Así, tal como señala Adalber Salas en el puntilloso prólogo del libro, los poemas de esta antología “exponen una subjetividad singularísima” al tiempo que “dejan entrever una constante búsqueda identitaria”. En ese sentido, los lectores tienen con este libro un inventario rico de las formas de ser, de la poeta, a través del tiempo. 

En el fragmento Eva/sion/es, que abre el libro, por ejemplo, Vicioso se escribe descendiente, heredera, hija de un coro de mujeres, de ayes, de islas, de víctimas. Se reconoce en Eva, en todas las juanas, en Sherezada, en Oyá y sus hijas, Ochún y Yemayá, es cimarrona, prisionera, vendida, nana, sirvienta, prostituta, obrera, exiliada, útero, partija, cúmulo de añicos. Luego, con nostalgia, en Un extraño ulular traía el viento, se repasa niña, inocente en “el amanecer de la conciencia”, en el paraíso de una isla ante el afefe, que no es sino el presagio del futuro, de las tempestades próximas. Seguido se mira joven, en el amor, adulta, madre, cincuentona, ya “en la clara oscuridad del instinto”, ante lo que anuncia un desplome de palmeras. ¿Esto es?, ¿esto somos?, se pregunta en los poemas. Esto eres, esto somos, se contesta, afirmándose.

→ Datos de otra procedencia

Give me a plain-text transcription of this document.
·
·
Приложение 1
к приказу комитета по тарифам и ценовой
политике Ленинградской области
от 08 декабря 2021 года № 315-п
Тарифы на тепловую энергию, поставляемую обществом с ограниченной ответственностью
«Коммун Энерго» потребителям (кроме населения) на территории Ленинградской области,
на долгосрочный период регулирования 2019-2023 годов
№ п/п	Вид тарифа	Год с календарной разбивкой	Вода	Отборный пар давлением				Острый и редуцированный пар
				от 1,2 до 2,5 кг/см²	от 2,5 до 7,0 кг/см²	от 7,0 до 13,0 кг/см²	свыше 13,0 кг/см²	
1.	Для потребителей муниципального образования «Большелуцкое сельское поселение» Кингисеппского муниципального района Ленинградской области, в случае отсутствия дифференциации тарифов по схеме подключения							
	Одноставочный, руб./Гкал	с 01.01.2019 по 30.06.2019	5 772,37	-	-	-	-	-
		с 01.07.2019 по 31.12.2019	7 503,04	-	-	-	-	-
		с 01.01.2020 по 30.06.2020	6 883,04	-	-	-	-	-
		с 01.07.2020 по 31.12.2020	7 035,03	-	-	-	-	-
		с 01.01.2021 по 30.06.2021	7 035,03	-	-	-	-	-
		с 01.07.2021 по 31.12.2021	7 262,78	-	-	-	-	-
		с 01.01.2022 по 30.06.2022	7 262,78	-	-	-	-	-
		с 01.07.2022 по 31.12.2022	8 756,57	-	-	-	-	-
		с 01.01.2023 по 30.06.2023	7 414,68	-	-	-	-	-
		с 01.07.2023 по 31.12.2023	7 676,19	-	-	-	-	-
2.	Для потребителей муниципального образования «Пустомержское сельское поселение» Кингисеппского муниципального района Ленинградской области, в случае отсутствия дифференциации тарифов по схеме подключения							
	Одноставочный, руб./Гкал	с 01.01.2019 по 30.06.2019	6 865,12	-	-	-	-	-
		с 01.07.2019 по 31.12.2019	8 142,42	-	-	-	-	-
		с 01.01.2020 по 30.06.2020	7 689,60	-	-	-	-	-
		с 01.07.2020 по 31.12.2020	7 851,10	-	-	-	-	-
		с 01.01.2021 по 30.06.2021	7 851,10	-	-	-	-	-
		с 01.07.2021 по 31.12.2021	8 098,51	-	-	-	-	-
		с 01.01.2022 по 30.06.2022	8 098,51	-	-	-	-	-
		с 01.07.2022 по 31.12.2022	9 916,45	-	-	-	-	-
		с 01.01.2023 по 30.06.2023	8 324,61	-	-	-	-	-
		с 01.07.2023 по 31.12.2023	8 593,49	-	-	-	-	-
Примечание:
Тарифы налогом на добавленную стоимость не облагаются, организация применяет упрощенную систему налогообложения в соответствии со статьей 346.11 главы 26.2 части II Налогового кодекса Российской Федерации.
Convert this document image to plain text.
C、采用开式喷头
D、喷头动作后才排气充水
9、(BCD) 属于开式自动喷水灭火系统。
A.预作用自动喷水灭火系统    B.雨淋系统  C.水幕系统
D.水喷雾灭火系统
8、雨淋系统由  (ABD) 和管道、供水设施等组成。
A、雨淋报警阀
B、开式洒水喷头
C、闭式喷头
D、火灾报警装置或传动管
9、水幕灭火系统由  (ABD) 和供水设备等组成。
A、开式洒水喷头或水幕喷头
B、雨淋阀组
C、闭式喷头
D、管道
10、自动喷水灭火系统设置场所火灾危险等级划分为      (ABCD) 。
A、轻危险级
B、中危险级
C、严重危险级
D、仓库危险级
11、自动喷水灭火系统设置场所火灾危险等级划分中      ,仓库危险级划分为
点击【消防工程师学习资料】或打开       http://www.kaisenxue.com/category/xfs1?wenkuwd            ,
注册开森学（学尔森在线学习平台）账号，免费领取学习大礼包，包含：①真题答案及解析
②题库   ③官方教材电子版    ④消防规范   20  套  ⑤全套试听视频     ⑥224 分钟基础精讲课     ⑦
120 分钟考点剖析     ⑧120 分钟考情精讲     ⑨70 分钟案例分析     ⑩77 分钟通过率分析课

Lo interesante es que estas afirmaciones, estas búsquedas, estas voces, Vicioso las desarrolla, las escribe, situada en el infinito presente, en la difusa realidad de lo limítrofe, en el interminable hoy en donde uno crece y convive con el pasado, nostalgiando, avistando cuánto hemos sido y cuánto hemos cambiado, como sujetos, como paisajes, como mundos.

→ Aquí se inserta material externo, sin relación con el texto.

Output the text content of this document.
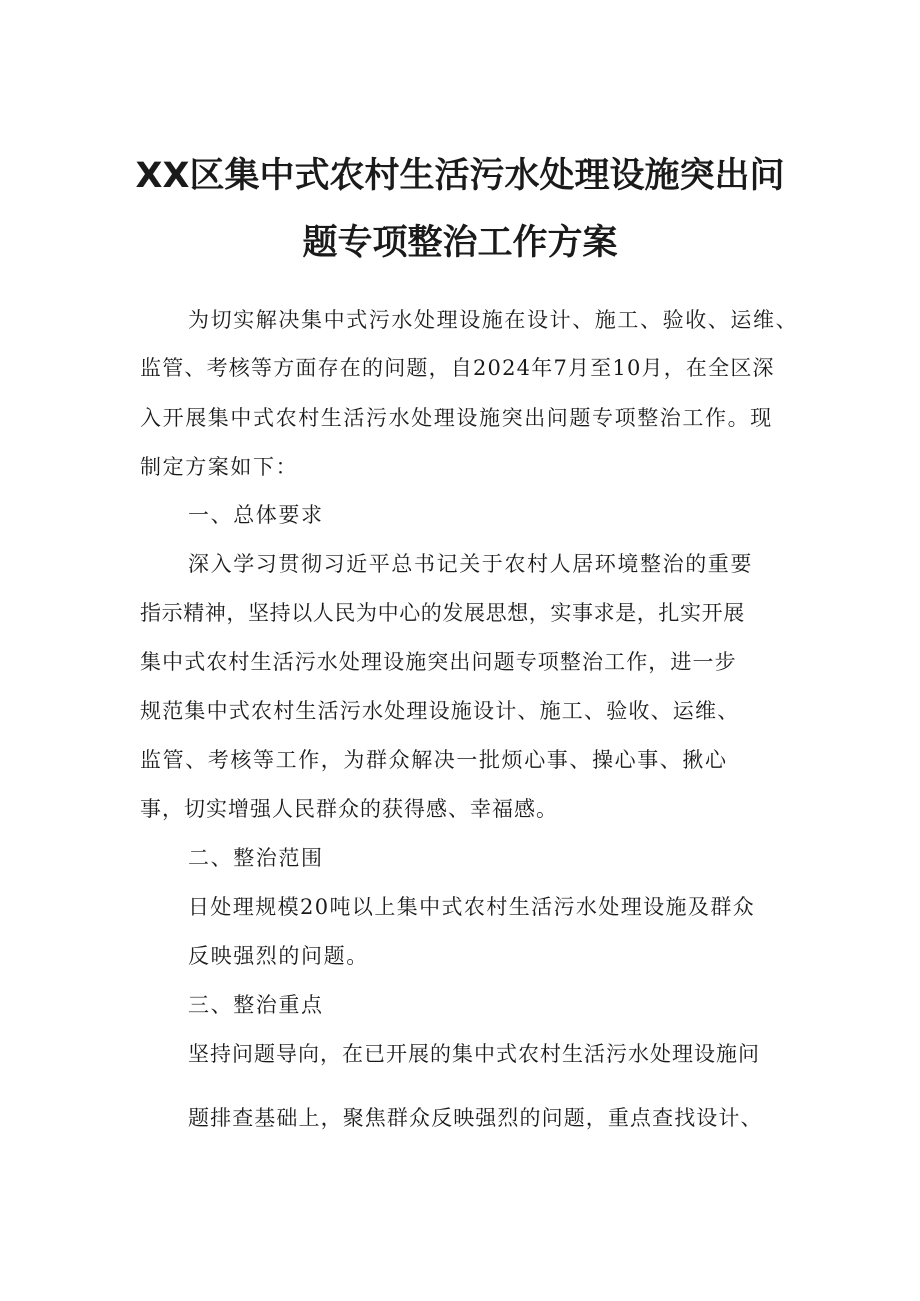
XX区集中式农村生活污水处理设施突出问
题专项整治工作方案

为切实解决集中式污水处理设施在设计、施工、验收、运维、

监管、考核等方面存在的问题，自2024年7月至10月，在全区深

入开展集中式农村生活污水处理设施突出问题专项整治工作。现

制定方案如下：

一、总体要求

深入学习贯彻习近平总书记关于农村人居环境整治的重要

指示精神，坚持以人民为中心的发展思想，实事求是，扎实开展

集中式农村生活污水处理设施突出问题专项整治工作，进一步

规范集中式农村生活污水处理设施设计、施工、验收、运维、

监管、考核等工作，为群众解决一批烦心事、操心事、揪心

事，切实增强人民群众的获得感、幸福感。

二、整治范围

日处理规模20吨以上集中式农村生活污水处理设施及群众

反映强烈的问题。

三、整治重点

坚持问题导向，在已开展的集中式农村生活污水处理设施问

题排查基础上，聚焦群众反映强烈的问题，重点查找设计、
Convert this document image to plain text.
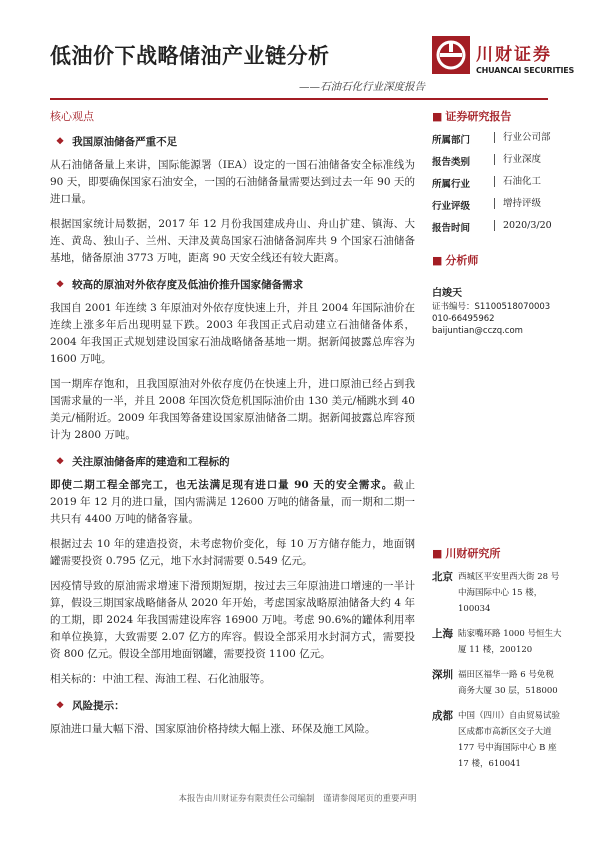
低油价下战略储油产业链分析
——石油石化行业深度报告
川财证券
CHUANCAI SECURITIES
核心观点
❖ 我国原油储备严重不足
从石油储备量上来讲，国际能源署（IEA）设定的一国石油储备安全标准线为 90 天，即要确保国家石油安全，一国的石油储备量需要达到过去一年 90 天的进口量。
根据国家统计局数据，2017 年 12 月份我国建成舟山、舟山扩建、镇海、大连、黄岛、独山子、兰州、天津及黄岛国家石油储备洞库共 9 个国家石油储备基地，储备原油 3773 万吨，距离 90 天安全线还有较大距离。
❖ 较高的原油对外依存度及低油价推升国家储备需求
我国自 2001 年连续 3 年原油对外依存度快速上升，并且 2004 年国际油价在连续上涨多年后出现明显下跌。2003 年我国正式启动建立石油储备体系，2004 年我国正式规划建设国家石油战略储备基地一期。据新闻披露总库容为 1600 万吨。
国一期库存饱和，且我国原油对外依存度仍在快速上升，进口原油已经占到我国需求量的一半，并且 2008 年国次贷危机国际油价由 130 美元/桶跳水到 40 美元/桶附近。2009 年我国筹备建设国家原油储备二期。据新闻披露总库容预计为 2800 万吨。
❖ 关注原油储备库的建造和工程标的
即使二期工程全部完工，也无法满足现有进口量 90 天的安全需求。截止 2019 年 12 月的进口量，国内需满足 12600 万吨的储备量，而一期和二期一共只有 4400 万吨的储备容量。
根据过去 10 年的建造投资，未考虑物价变化，每 10 万方储存能力，地面钢罐需要投资 0.795 亿元，地下水封洞需要 0.549 亿元。
因疫情导致的原油需求增速下滑预期短期，按过去三年原油进口增速的一半计算，假设三期国家战略储备从 2020 年开始，考虑国家战略原油储备大约 4 年的工期，即 2024 年我国需建设库容 16900 万吨。考虑 90.6%的罐体利用率和单位换算，大致需要 2.07 亿方的库容。假设全部采用水封洞方式，需要投资 800 亿元。假设全部用地面钢罐，需要投资 1100 亿元。
相关标的：中油工程、海油工程、石化油服等。
❖ 风险提示：
原油进口量大幅下滑、国家原油价格持续大幅上涨、环保及施工风险。
■ 证券研究报告
所属部门	行业公司部
报告类别	行业深度
所属行业	石油化工
行业评级	增持评级
报告时间	2020/3/20
■ 分析师
白竣天
证书编号：S1100518070003
010-66495962
baijuntian@cczq.com
■ 川财研究所
北京 西城区平安里西大街 28 号中海国际中心 15 楼，100034
上海 陆家嘴环路 1000 号恒生大厦 11 楼，200120
深圳 福田区福华一路 6 号免税商务大厦 30 层，518000
成都 中国（四川）自由贸易试验区成都市高新区交子大道 177 号中海国际中心 B 座 17 楼，610041
本报告由川财证券有限责任公司编制　谨请参阅尾页的重要声明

“Exilados de lo dual/ somos tránsito y eternidad/ lazo con todo lo existente/ puente con el mundo/ cordón umbilical entre lo que siempre hemos sido/ y a diario asumimos como real. Dice en el poema X, de la serie de poemas que cierran el libro.

Esta serie, en la que además Vicioso, a modo de -ars poética-, enuncia la poesía como “la luz del tiempo”, como “el canal que irriga” y que “descubre al cosmos” a razón de claridades, fue escrito a partir del título del libro. Ya completada la lectura tras esta serie, la luz de ciertas horas se devela, pues, como la poesía del tiempo. Al decir tiempo, sin embargo, no me refiero con literalidad al trayecto de vida de la poeta. Hablo del tiempo que define Chiqui con especificidad en su poética, es decir tiempo como el lugar de la presencia física; donde hemos sido en la espiral de la historia, así también en el cosmos. 

“Somos puerta de entrada al infinito/ allí el tiempo es noción/ y lo conocido es un rústico abecedario. / En cada partícula de lo microscópico/ la poesía descubre al cosmos.”

Frente a esto, más que antología personal, creo que esta es una impresionante colección de fragmentos del ser; humanamente, conscientemente, multidimensionalmente, universalmente hablando. Colección de fragmentos del ser que celebro se haya escrito en el Caribe, o con el Caribe en el interior, con su oleaje, sus mangles, arena, buganvilias, caña, verdes. Celebro también que la haya escrito una mujer que es todas las mujeres y a la vez todos nosotros. Celebro, además, que este libro es en sí mismo poesía, “poesía desde donde ver”, como dice la poeta, “porque con la mirada nacemos al mundo”.